When a young person has undergone adverse experiences – particularly on a recurrent basis – they are likely to experience trauma. Trauma is understood in the psychological field as an emotional response to an instance of high stress. In the short term, this often shows up as denial or a sense of shock. Long-term, trauma has disturbing physical and emotional implications. Reactions can take the form of mood swings, flashbacks, night terrors, nausea, insomnia, and headaches. Trauma affects young people and adults whose stress response is in overdrive.

 

Toxic stress is directly linked with a high volume of adverse childhood experiences. Stress is not only a response to trauma – it is likely to damage a child’s brain. It can prevent a child from developing the appropriate cognitive responses for their age. 

 

As a person’s ACE score goes up – meaning they report more instances of adverse childhood experiences and heightened stress - the likelihood that they suffer from all sorts of adult dysfunction increases dramatically. There are staggering connections between increased sources of trauma and increased risks in adulthood. Here are some critical risk factors that adults with high ACE scores face:

- A tendency toward alcoholism and substance abuse

- Chronic depression 

- Liver disease

- Risk of attempting suicide

- Inability to maintain financial solvency

- Likelihood to become diabetic

- Likelihood to perpetrate domestic violence

 

The Benefits of a Skills-Based Approach to Maturation

 

When a child is faced with extreme stress, their trauma response can be prolonged. This means they may struggle to focus at school, they might blank out when interacting with others, or they might seek easy escapes from their overwhelming feelings. It is important to identify behaviors that signal a child’s fear or indicate that they’re in fight-or-flight mode. On one end of the spectrum, a child might seem numb, frozen, or stoic; on the other, a child might be aggressive, angry, or self-indulgent. 

 

At Maryvale, our mental health approach weaves in an understanding that many children bring some amount of trauma with them throughout their daily lives.
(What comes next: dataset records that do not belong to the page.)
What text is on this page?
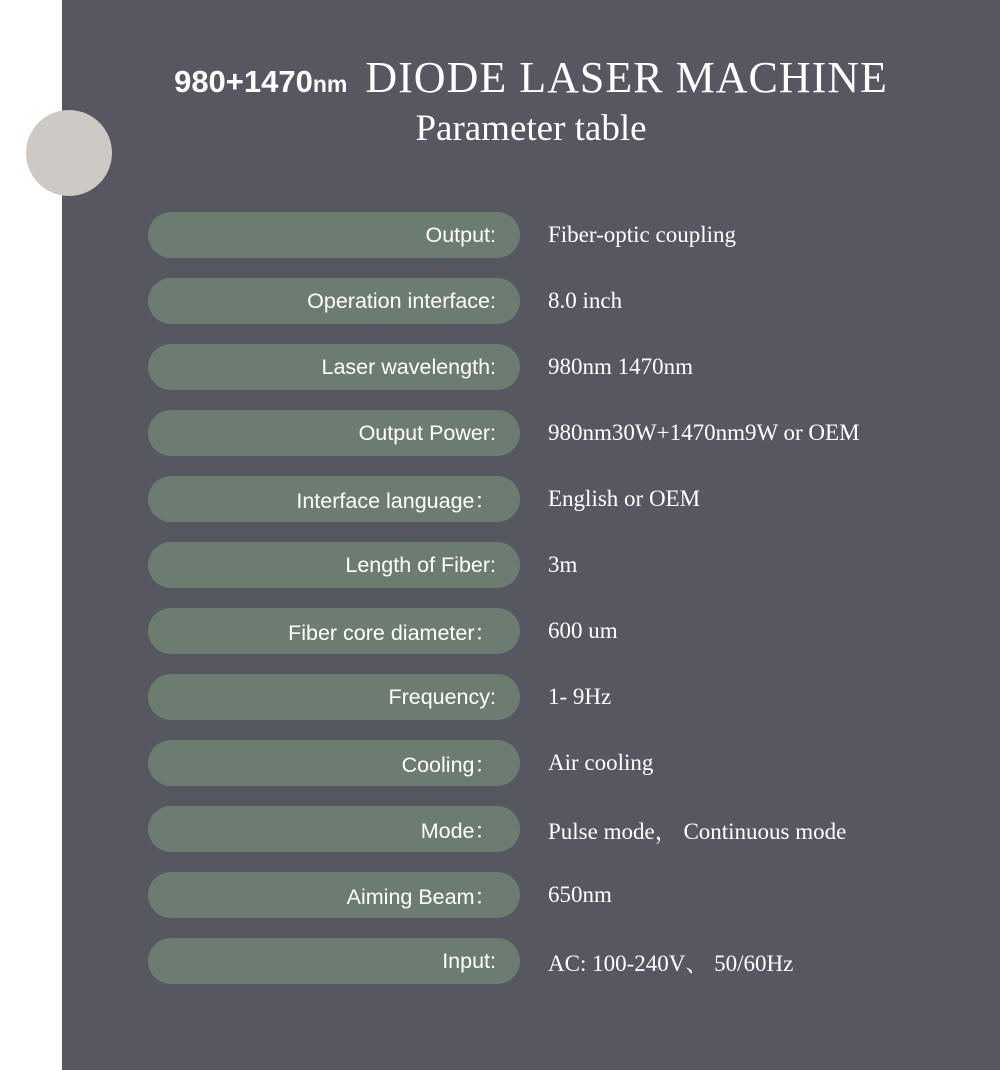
980+1470nm DIODE LASER MACHINE
Parameter table
Output: Fiber-optic coupling
Operation interface: 8.0 inch
Laser wavelength: 980nm 1470nm
Output Power: 980nm30W+1470nm9W or OEM
Interface language： English or OEM
Length of Fiber: 3m
Fiber core diameter： 600 um
Frequency: 1- 9Hz
Cooling： Air cooling
Mode： Pulse mode， Continuous mode
Aiming Beam： 650nm
Input: AC: 100-240V、 50/60Hz
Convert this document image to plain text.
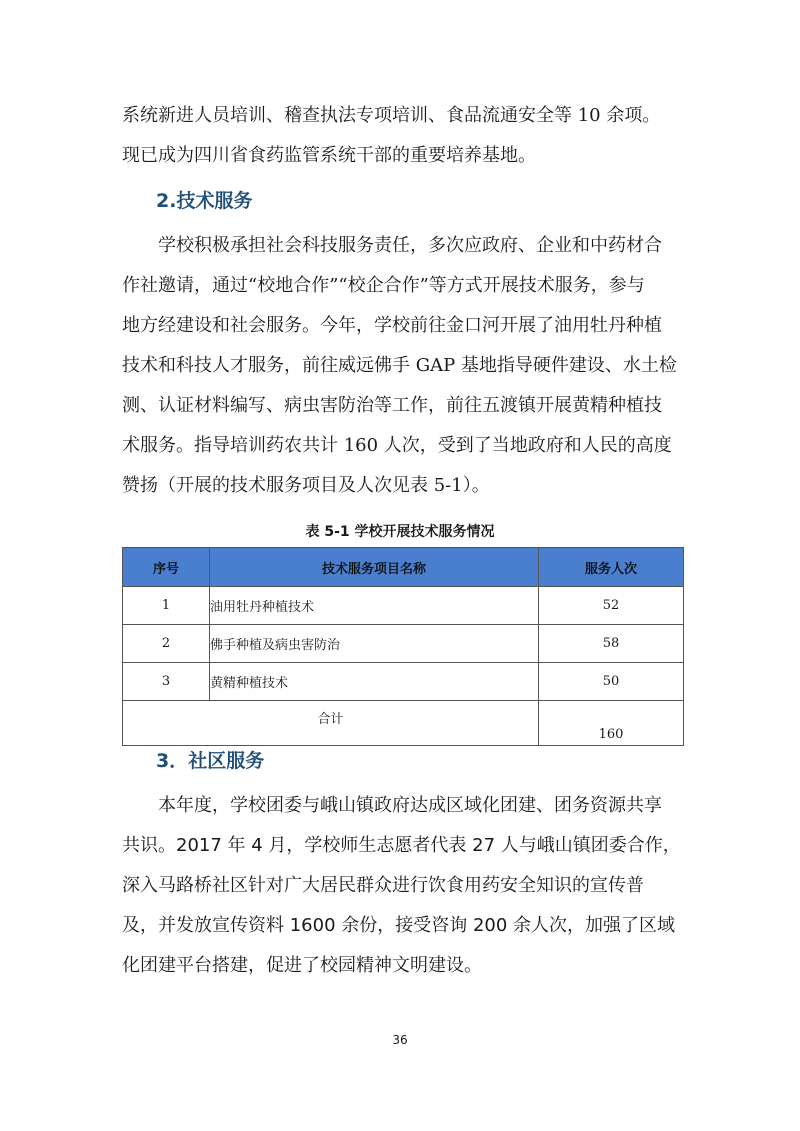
系统新进人员培训、稽查执法专项培训、食品流通安全等 10 余项。
现已成为四川省食药监管系统干部的重要培养基地。

2.技术服务

　　学校积极承担社会科技服务责任，多次应政府、企业和中药材合
作社邀请，通过“校地合作”“校企合作”等方式开展技术服务，参与
地方经建设和社会服务。今年，学校前往金口河开展了油用牡丹种植
技术和科技人才服务，前往威远佛手 GAP 基地指导硬件建设、水土检
测、认证材料编写、病虫害防治等工作，前往五渡镇开展黄精种植技
术服务。指导培训药农共计 160 人次，受到了当地政府和人民的高度
赞扬（开展的技术服务项目及人次见表 5-1）。

表 5-1 学校开展技术服务情况
序号	技术服务项目名称	服务人次
1	油用牡丹种植技术	52
2	佛手种植及病虫害防治	58
3	黄精种植技术	50
合计		160
3．社区服务

　　本年度，学校团委与峨山镇政府达成区域化团建、团务资源共享
共识。2017 年 4 月，学校师生志愿者代表 27 人与峨山镇团委合作，
深入马路桥社区针对广大居民群众进行饮食用药安全知识的宣传普
及，并发放宣传资料 1600 余份，接受咨询 200 余人次，加强了区域
化团建平台搭建，促进了校园精神文明建设。

36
By integrating trauma-informed therapeutic interventions with whole-family care, we seek to build positive relationships around children so that they can become expressive and communicative with their parents and caregivers. 

 

When a young person’s emotional experience is densely stressful, the help they need often takes the form of practical life skills. Risky behaviors such as absenteeism at school or work may be rooted in trauma. The path forward needs to be clear and actionable to reduce stress and help a person emerge with a sense of accomplishment. For this reason, the team at Maryvale is passionate about providing life skills for teens and adults who require support as they make their way into the workplace. Through our community partners, we offer several different types of pre-professional development to help prepare people for employment, teach computer skills, and grow their knowledge around money management. Building a bridge between childhood instability and independent adulthood is one way to help mitigate the many risks that traumatized people are prone to.